Food delivery applications assist you get salads and pizza without having to talk at all to restaurants. You may go for months without even requiring to know who is cooking your food. But Caviar (meal delivery startup) needs to underline where your money has really been going when you order all those salads and pizzas. It has made an eye-catching & permanent division at the top of its application devoted to businesses powered by or controlled by females.

Up to now, just a few restaurants are added in the division of the app—34 in downtown Manhattan. But consumers also get the capability of nominating other users to be added via a Google form. The criteria: any restaurants that have females in the kitchen as head chefs, as leaders of teams, or as business owners.

The association does feel a little gimmicky in ways. Caviar joined hands with Pineapple Collaborative, a platform for females to share experiences with and speak about food, so the division on the app is oddly dubbed as “Women-Powered with Pineapple.”

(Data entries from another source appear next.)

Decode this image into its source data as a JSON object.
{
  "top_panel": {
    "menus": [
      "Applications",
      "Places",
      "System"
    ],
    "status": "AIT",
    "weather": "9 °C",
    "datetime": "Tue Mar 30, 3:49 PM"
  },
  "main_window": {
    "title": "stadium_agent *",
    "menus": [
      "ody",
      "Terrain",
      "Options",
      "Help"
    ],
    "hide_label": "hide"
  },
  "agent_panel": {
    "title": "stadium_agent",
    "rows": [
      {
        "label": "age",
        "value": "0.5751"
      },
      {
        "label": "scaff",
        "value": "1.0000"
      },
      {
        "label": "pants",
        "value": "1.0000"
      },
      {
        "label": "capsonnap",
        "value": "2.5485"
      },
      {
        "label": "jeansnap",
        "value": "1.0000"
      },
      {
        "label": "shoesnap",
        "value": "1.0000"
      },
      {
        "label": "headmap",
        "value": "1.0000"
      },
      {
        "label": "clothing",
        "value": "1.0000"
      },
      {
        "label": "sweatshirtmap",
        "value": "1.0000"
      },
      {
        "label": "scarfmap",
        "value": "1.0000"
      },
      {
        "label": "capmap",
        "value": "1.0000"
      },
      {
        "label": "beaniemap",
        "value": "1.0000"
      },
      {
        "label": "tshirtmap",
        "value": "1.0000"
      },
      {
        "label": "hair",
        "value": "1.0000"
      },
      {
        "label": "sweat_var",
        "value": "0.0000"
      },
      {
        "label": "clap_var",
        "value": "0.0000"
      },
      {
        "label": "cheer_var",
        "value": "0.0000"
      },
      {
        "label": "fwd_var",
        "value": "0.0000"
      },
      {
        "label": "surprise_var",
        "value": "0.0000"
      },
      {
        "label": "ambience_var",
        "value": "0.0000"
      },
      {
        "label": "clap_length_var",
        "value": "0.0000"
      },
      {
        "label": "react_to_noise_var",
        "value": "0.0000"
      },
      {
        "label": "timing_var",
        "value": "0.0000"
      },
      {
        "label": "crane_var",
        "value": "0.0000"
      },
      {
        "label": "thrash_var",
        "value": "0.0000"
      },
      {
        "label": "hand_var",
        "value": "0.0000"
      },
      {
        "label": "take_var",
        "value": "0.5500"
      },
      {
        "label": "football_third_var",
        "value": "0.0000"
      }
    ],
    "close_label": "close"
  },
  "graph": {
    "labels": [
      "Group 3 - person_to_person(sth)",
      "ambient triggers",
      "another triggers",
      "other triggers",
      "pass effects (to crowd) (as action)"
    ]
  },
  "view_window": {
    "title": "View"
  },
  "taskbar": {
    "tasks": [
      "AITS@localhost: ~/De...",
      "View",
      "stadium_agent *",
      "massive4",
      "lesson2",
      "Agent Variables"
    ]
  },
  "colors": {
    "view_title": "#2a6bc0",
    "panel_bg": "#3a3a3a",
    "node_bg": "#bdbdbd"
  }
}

On a related note, Alibaba Group Holding Ltd., the Chinese e-commerce behemoth, earlier claimed that it is in discussions to purchase Ele.me, the food delivery platform. But no agreement is in place yet, a shareholder in Ele.me claimed to the media in an interview this week. Beijing Hualian Department Store Co Ltd claimed that Alibaba was in talk with Rajax, which runs and owns Ele.me, about including to the approximately 1/4th share in the platform that the e-commerce behemoth already posses.

“On the other hand, the firm has not presently inked any agreement to transport any fund to Alibaba in Rajax. Key problems such as timing, price, the method, and volume of any equity payment are still below discussion,” Hualian claimed.